Di sini pentingnya dan peran Arafah juga terlihat jelas. Arafah memberikan spiritualitas kepada para peziarah sekaligus mencerahkan (mendidik) mereka. Ini menimbulkan semacam 'urf di dalamnya. Kata 'urf, yang berasal dari akar kata yang sama dengan 'Arafah, berarti "ketinggian" dan "ketinggian", oleh karena itu disebut surah Alquran atau surah al-A'raf (Ketinggian). Oleh karena itu, 'urf adalah sudut pandang, perspektif, dan pandangan baru yang dengannya seorang peziarah mengamati, mengalami, dan mempelajari sesuatu.

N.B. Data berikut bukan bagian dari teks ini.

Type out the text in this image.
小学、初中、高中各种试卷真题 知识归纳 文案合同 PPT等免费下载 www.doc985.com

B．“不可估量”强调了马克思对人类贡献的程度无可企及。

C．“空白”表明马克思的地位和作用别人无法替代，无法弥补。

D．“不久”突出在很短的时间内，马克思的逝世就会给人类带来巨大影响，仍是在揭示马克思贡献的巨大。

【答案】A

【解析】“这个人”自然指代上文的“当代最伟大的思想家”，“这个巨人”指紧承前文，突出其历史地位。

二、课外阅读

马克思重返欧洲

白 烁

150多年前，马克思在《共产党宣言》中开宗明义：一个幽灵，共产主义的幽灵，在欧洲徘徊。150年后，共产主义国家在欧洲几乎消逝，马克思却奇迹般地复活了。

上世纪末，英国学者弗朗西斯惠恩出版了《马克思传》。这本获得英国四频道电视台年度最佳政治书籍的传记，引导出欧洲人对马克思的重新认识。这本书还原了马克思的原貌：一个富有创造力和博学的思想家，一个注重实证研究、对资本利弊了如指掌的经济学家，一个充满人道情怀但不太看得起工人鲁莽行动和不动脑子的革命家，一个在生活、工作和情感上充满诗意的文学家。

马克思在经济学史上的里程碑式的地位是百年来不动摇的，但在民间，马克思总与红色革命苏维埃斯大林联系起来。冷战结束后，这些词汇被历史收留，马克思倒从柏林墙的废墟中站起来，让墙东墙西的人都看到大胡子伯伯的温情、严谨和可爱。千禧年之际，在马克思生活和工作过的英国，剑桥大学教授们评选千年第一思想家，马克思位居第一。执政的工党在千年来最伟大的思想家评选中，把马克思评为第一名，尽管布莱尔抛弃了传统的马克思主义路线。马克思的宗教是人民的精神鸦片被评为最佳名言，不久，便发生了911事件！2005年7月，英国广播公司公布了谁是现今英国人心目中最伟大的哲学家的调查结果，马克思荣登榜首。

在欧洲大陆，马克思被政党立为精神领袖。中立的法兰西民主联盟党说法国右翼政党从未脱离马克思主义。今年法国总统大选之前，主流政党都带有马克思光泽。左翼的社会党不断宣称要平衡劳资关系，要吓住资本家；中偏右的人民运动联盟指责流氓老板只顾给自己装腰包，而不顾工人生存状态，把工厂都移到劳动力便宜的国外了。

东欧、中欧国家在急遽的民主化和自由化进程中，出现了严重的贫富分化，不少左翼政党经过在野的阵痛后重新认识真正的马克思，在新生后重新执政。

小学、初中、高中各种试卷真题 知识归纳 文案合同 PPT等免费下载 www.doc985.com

Setelah Arafah – dan seluruh pengalaman hajinya – kehidupan seorang peziarah tidak lagi sama. Dia berada pada tingkat kesadaran dan realitas yang lebih tinggi, dan melihat segala sesuatu secara berbeda. Dia menciptakan suatu adat istiadat baru bagi dirinya, dan hidup sesuai dengan itu, yang disebut dengan 'urf (adat atau kebiasaan) dan bukan merupakan suatu kebetulan dalam istilah bahasa yang berhubungan dengan Arafah juga.
Meskipun Arafah merupakan dataran luas yang sebagian besar datar, para peziarah membangun ketinggian (keuntungan) pribadi di dalam hati mereka. Melalui mereka, mereka terus bangkit, sehingga terus beribadah dan belajar. Langit adalah batasnya. Jika Arafah mempunyai batas-batas fisik, maka keluasan dan potensi surgawinya tidak terbatas.

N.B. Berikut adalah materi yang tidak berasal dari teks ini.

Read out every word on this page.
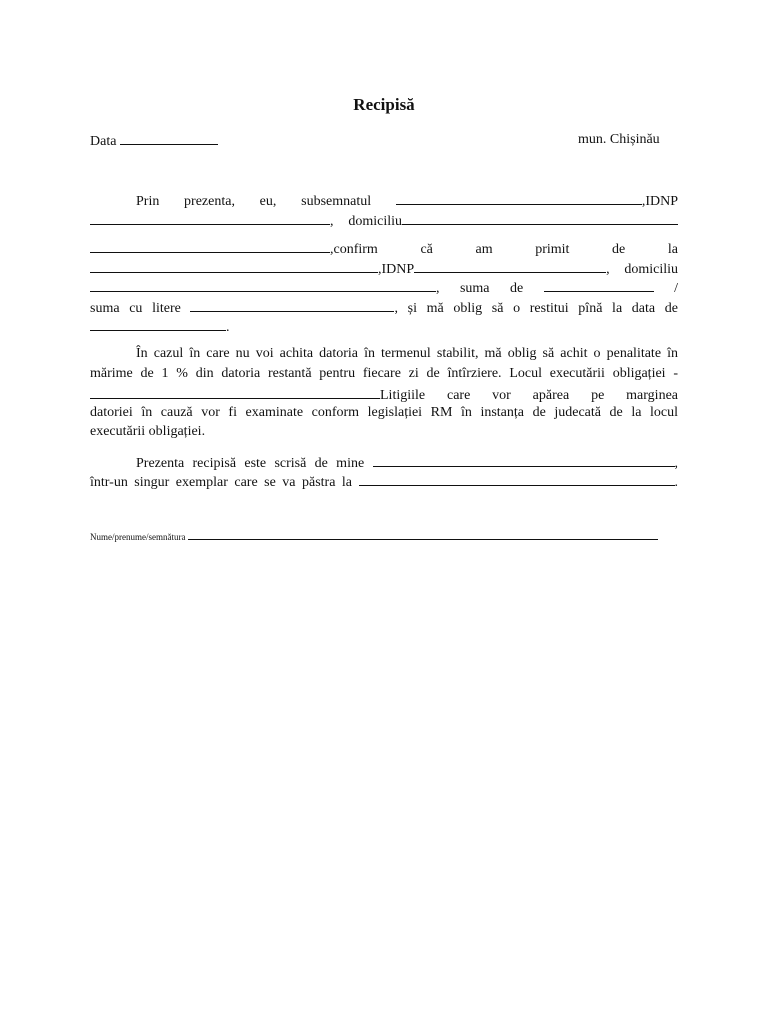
Recipisă
Data	mun. Chișinău
Prin prezenta, eu, subsemnatul	,IDNP
, domiciliu
,confirm că am primit de la
,IDNP	, domiciliu
, suma de	/
suma cu litere	, și mă oblig să o restitui pînă la data de
.
În cazul în care nu voi achita datoria în termenul stabilit, mă oblig să achit o penalitate în
mărime de 1 % din datoria restantă pentru fiecare zi de întîrziere. Locul executării obligației -
Litigiile care vor apărea pe marginea
datoriei în cauză vor fi examinate conform legislației RM în instanța de judecată de la locul
executării obligației.
Prezenta recipisă este scrisă de mine	,
într-un singur exemplar care se va păstra la	.
Nume/prenume/semnătura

Meskipun Arafah merupakan dataran luas yang sebagian besar datar, para peziarah membangun ketinggian (keuntungan) pribadi di dalam hati mereka. Melalui mereka, mereka terus bangkit, sehingga terus beribadah dan belajar. Langit adalah batasnya. Jika Arafah mempunyai batas-batas fisik, maka keluasan dan potensi surgawinya tidak terbatas.
Hanya ada satu gunung kecil di 'Arafah. Disebut Jabal 'Arafah (bukit atau gunung 'Arafah). Dalam bahasa sehari-hari – dan secara keliru – banyak orang menyebutnya Jabal al-Rahmah (gunung rahmat). Namun Nabi (saw) tidak mendaki gunung ini selama dia berwukuf di 'Arafah, dan dia juga tidak mengatakan apapun tentang keutamaannya atau keutamaan mendakinya. Apa yang beliau sampaikan tentang 'Arafah secara umum berlaku juga untuk Jabal 'Arafah. Sebagai bagian dari wukufnya, Nabi SAW hanya berdiri di kaki gunung yang terdapat beberapa batu besar.
Bagaimanapun, ini adalah bukti tambahan bahwa meningkatkan ketinggian spiritual (titik pandang yang lebih tinggi dan sikap yang lebih baik) adalah tujuan Arafah.